Dora, le zucche e il capello d’angelo

Isabel García Martín, che ha visto lavorare Dora dal 1991 fino al 10 gennaio 2004, quando se n’è andata in Cielo, racconta alcune sue impressioni.

«La ricordo in giardino, nel mese di agosto, a 89 anni, intenta a innaffiare le zucche con le quali avrebbe fatto l’ultimo capello d’angelo della sua vita per decorare le "ensaimadas" – “se si fa una cosa, bisogna farla bene”, diceva –. Si procurava i semi, li piantava, li curava, e alla fine confezionava il capello d’angelo per un sacco di gente, che sarebbe stata contenta di mangiare quel dolce fatto con tanto amore, come le nonne. Faceva anche le marmellate, i dolci. Le piaceva ogni attività che potesse diffondere il calore della famiglia. Non è che lei ne parlasse in questi termini; lo faceva e basta.

Era una ventata di gioia di vivere: un vivere alcuni momenti profondamente familiari di un giorno di festa, senza risparmio di lavoro, con una straordinaria capacità di far bene le cose ordinarie, con la pace che dà l’ordine, il trovare ogni cosa al suo posto, un pranzo semplice ma ben cucinato, su una tavola ben curata con il buon gusto di ciò che è povero ma pulito, con l’eleganza della sobrietà. La sua attività era costante ma tranquilla, con il desiderio di servire gli altri: la biancheria, il giardino, i dettagli di un pranzo, la pulizia, “le cose fredde, fredde; e le calde, calde” – le piaceva ripetere –, tutte cose che aveva imparato o sentito direttamente dalle labbra di san Josemaría: essere seminatori di pace e di gioia.

Nel corso della vita riusciamo a conoscere molte persone, che apprezziamo e ricordiamo. Ma le persone che lasciano una traccia sono quelle che, senza farsi notare e facendo cose nascoste agli occhi degli altri, non riusciamo a dimenticare perché ne conserviamo un ricordo incancellabile. Se ci domandiamo che cosa avevano, cominciamo a scoprire gli eroi del mondo, quelli che attraverso le piccole cose hanno saputo farci felici – i santi –, che ci hanno fatto scoprire la meraviglia della creazione, della bontà del mondo, dell’importanza di interessarsi delle persone, una per una, in modo gioioso, godendo di ciò che stavano facendo.
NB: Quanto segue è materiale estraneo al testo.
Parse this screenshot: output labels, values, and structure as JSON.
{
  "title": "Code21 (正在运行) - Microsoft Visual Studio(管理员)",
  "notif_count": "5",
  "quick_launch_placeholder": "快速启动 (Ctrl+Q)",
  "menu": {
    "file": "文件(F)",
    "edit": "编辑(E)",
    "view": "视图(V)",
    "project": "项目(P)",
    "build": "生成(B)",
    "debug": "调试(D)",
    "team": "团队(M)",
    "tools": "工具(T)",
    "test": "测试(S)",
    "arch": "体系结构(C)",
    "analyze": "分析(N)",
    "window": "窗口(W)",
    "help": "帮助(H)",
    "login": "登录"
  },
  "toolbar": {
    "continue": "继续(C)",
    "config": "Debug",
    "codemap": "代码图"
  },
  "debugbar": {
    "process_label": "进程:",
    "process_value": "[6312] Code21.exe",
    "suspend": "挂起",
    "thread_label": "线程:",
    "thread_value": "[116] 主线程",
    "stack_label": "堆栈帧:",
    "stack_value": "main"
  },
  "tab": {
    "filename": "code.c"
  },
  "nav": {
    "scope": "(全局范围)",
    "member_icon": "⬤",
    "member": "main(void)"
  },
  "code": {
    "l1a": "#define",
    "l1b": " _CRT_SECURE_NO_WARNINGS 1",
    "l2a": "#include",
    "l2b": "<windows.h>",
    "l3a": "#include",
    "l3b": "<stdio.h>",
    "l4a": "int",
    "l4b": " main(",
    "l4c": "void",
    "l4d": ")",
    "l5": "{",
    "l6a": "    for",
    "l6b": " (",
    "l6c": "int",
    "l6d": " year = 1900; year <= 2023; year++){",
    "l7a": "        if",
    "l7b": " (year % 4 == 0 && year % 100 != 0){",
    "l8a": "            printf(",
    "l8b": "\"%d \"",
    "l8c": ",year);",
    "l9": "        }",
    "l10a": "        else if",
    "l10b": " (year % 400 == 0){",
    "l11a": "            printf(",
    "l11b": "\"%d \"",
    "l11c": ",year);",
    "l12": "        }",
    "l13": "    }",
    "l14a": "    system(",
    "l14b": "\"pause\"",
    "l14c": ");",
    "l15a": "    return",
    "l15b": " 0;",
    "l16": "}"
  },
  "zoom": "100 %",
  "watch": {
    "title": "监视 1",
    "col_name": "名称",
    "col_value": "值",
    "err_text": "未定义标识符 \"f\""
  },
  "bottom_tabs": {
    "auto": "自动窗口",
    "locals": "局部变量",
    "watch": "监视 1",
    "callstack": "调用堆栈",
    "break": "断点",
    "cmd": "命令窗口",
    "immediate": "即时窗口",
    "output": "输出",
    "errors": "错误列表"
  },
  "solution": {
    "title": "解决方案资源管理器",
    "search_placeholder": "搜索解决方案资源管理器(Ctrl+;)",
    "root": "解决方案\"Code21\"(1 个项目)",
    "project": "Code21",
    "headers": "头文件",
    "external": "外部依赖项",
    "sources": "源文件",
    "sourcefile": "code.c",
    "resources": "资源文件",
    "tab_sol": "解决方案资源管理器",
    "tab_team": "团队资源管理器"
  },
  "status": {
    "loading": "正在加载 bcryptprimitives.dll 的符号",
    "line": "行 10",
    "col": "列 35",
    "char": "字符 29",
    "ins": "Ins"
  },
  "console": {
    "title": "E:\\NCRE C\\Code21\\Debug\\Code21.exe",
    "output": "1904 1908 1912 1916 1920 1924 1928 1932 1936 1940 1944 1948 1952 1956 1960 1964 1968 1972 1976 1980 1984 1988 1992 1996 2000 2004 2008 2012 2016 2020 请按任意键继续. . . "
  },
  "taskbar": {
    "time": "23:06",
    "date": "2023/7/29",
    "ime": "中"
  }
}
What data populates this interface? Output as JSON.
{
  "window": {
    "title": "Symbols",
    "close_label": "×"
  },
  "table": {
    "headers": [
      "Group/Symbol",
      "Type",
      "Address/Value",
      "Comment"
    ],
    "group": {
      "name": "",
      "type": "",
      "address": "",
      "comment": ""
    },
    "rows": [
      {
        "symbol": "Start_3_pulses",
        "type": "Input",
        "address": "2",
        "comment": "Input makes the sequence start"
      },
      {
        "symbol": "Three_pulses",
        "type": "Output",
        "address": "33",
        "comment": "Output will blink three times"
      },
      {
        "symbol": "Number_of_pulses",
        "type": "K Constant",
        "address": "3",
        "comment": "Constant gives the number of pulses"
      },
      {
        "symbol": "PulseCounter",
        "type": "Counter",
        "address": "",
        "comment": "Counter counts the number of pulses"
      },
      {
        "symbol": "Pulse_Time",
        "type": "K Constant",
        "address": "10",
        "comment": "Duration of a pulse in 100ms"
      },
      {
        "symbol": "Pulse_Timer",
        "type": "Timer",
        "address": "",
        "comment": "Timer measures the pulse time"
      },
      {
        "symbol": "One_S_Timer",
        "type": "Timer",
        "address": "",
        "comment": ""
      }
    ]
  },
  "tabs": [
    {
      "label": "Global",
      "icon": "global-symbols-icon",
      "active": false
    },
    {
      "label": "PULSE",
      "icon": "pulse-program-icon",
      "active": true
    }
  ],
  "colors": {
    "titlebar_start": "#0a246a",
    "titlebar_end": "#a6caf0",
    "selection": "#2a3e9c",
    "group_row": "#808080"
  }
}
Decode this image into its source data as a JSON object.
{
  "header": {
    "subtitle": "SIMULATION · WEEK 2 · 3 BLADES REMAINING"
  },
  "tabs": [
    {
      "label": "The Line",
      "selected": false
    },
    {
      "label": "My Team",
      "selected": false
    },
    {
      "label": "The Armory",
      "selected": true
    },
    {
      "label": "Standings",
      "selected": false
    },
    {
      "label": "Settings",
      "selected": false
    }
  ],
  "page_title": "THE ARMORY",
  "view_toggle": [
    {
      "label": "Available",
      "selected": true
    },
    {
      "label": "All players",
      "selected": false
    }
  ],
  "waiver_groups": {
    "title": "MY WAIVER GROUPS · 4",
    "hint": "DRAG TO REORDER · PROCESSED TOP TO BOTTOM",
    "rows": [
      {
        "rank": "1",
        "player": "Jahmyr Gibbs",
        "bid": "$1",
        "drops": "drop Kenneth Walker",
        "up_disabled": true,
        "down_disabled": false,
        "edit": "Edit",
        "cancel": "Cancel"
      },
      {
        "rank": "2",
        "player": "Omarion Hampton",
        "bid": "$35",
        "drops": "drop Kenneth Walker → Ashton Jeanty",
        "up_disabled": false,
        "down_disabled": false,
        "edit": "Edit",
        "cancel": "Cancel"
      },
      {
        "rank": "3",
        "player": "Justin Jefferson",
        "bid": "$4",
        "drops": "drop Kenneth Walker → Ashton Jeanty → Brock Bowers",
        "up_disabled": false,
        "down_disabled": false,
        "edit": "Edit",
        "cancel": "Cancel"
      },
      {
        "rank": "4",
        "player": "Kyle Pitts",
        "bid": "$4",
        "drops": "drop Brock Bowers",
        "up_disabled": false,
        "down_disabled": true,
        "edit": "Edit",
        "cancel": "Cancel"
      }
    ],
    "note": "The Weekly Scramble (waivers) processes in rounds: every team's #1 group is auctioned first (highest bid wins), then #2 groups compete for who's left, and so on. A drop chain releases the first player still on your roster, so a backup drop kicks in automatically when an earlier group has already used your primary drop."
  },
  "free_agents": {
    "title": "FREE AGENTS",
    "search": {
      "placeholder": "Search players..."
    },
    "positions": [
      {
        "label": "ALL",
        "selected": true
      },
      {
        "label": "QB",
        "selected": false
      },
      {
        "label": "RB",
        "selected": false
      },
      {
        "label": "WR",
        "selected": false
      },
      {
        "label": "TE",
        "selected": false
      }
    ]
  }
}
Poco tempo fa, leggendo un racconto, ho trovato alcune frasi che immediatamente mi hanno fatto pensare a Dora. Si parlava di una donna ungherese e di una padrona di casa, emigrate nell’America settentrionale all’inizio del XX secolo: “Avevano piacere di preparare pranzi abbondanti e succulenti e di osservare come gli altri li consumavano; di fare letti soffici e bianchi e guardare i bimbi che vi dormivano sopra… Nell’intimità più profonda di ciascuna di esse c’era una sorta di giovialità traboccante, un piacere per la vita non solamente delicato ma stimolante”.

Dora, con il suo lavoro di servizio, di accuratezza, fatto come una madre, come una sorella maggiore, imitando la Santissima Vergine, cercava il bene degli altri attraverso la bellezza delle attività che svolgeva; ed era in questi dettagli, in apparenza insignificanti, che si rifletteva il suo amore di Dio, della vita che Dio aveva preparato per lei».